L’idée est que le machine learning influence nos comportements de manière indésirable. Dans le cas des annonceurs, le machine learning nous indique comment faire preuve de créativité avec nos annonces. Mais ses recommandations reposent sur ce qui a fonctionné pour d’autres par le passé.
Et lorsqu’il dit à tout le monde de faire la même chose et que nous obéissons, nous nous retrouvons piégés dans une boucle fermée.
Voici un exemple auquel vous pourrez peut-être mieux vous identifier. Si nous ne regardons que les recommandations de Netflix pour savoir quelle série regarder ensuite, les algorithmes de Netflix influencent nos décisions, et ces décisions alimentent ensuite l’algorithme pour produire de futures recommandations.
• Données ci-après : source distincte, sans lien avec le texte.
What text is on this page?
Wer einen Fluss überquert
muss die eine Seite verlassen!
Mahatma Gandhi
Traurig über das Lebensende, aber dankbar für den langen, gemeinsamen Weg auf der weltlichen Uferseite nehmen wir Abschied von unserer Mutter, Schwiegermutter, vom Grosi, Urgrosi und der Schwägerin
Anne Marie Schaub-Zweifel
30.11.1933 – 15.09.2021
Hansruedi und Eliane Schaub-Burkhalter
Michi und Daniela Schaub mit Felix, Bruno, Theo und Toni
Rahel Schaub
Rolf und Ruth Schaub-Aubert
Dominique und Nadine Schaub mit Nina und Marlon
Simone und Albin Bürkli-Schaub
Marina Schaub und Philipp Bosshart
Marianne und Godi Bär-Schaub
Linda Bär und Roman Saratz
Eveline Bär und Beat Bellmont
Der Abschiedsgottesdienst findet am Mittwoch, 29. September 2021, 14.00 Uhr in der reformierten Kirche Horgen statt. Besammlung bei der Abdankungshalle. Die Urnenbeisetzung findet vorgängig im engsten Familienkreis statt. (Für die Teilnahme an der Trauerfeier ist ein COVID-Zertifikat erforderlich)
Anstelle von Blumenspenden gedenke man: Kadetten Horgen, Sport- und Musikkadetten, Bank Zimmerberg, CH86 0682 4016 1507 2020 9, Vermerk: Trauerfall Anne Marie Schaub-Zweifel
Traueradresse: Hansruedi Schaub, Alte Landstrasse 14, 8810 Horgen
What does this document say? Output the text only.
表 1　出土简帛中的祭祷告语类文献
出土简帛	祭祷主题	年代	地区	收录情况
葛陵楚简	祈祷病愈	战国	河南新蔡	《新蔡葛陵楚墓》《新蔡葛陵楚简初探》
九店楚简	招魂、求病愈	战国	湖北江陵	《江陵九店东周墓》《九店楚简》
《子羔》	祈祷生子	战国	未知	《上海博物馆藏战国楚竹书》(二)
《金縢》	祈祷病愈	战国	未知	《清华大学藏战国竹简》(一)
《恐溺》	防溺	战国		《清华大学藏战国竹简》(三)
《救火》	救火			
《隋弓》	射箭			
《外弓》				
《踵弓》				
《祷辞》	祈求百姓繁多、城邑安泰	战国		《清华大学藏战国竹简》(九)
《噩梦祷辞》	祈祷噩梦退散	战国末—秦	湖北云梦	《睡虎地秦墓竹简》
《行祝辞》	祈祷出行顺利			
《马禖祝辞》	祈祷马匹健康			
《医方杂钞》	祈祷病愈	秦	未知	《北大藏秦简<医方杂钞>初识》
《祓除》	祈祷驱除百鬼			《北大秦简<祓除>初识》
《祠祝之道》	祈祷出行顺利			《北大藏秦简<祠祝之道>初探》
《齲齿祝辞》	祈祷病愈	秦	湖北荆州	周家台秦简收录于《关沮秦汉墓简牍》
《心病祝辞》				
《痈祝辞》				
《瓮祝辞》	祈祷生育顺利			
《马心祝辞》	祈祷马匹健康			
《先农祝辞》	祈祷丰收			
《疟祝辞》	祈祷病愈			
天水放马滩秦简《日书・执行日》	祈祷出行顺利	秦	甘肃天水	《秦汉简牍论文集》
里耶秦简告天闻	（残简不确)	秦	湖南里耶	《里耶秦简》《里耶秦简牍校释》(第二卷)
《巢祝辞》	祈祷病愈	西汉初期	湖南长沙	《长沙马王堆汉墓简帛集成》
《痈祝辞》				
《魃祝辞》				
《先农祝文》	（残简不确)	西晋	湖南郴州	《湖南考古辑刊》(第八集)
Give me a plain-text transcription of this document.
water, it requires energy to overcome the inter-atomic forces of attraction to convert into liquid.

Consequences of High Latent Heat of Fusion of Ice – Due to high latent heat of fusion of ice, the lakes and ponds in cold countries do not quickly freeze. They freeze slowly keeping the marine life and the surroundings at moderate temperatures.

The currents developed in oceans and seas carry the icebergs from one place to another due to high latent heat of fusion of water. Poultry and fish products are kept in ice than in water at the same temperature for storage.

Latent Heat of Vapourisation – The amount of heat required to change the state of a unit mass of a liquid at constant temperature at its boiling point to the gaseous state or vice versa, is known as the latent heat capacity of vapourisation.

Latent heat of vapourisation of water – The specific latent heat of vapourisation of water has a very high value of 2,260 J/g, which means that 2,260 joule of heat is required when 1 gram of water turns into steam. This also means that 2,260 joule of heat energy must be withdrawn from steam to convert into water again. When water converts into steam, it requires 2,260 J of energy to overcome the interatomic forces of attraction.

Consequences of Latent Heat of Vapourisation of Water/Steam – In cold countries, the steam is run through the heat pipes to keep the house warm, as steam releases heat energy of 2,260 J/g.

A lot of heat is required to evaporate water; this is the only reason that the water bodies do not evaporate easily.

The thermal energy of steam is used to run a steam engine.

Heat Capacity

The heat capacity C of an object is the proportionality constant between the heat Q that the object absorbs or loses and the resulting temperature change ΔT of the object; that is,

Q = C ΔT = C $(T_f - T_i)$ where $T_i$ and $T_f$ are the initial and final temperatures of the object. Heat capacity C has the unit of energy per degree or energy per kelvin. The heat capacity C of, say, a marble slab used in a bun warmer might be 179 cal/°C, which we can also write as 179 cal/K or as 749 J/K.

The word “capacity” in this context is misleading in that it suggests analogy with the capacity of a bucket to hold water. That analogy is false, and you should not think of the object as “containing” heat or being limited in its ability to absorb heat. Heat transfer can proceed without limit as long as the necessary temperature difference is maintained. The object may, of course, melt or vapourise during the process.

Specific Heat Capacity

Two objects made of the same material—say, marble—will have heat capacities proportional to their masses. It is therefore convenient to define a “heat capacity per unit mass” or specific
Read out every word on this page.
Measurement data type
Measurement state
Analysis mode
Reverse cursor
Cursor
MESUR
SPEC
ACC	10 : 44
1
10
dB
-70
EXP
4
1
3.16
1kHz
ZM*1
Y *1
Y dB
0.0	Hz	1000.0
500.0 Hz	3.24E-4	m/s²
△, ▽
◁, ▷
Algorithme : Hé, tu devrais regarder cette série sympa, elle est tendance là où tu vis.
Moi : Bien sûr, je vais la regarder.
Algorithme : Waouh, regardez ça, encore une personne qui regarde cette série, je devrais en recommander encore plus dans ce style.
Moi : Où sont passées les nouvelles séries originales ? Tout se ressemble !
Le score d’Ad Strength crée un problème similaire pour les annonceurs. Lorsque l’algorithme nous dit ce que nous devrions faire parce que cela a fonctionné dans le passé, il décourage l’expérimentation qui peut créer de nouveaux succès susceptibles de modifier les prédictions futures.
Les annonces deviennent homogènes et notre créativité n’est plus récompensée.
Comment fonctionne le machine learning pour les Responsive Search Ads
Tous les scores mentionnés ci-dessus comportent une dimension de machine learning et d’intelligence artificielle. Je pense donc qu’il est important d’expliquer brièvement comment cette technologie fonctionne. En la comprenant, nous pourrons en voir les limites et les pièges potentiels.
Certains systèmes de machine learning fonctionnent en construisant un modèle qui prédit l’avenir à partir de ce qui s’est passé dans le passé. La première étape de la création d’un système de machine learning consiste à construire le modèle, parfois appelé phase d’entraînement. Pendant cette phase, des données historiques sont injectées dans la machine afin qu’elle puisse trouver des corrélations entre les différents attributs correspondant au résultat souhaité.
Prenons le Quality Score, par exemple. La machine recherche des signaux associés à des taux de clics plus élevés, indicateurs de la pertinence de l’annonce. Elle peut constater que la présence du mot-clé dans le texte de l’annonce est un facteur corrélé à un CTR plus élevé, et intégrer cela dans son modèle afin que les mots-clés associés à de telles annonces obtiennent un score plus élevé.
Une fois le modèle testé et amélioré par itérations, il est déployé et commence à faire des prédictions. Dans le cas du Quality Score, il prédit la probabilité que chaque annonce cherchant à entrer dans l’enchère obtienne un clic. Il effectue cette prédiction à chaque fois qu’un utilisateur effectue une recherche.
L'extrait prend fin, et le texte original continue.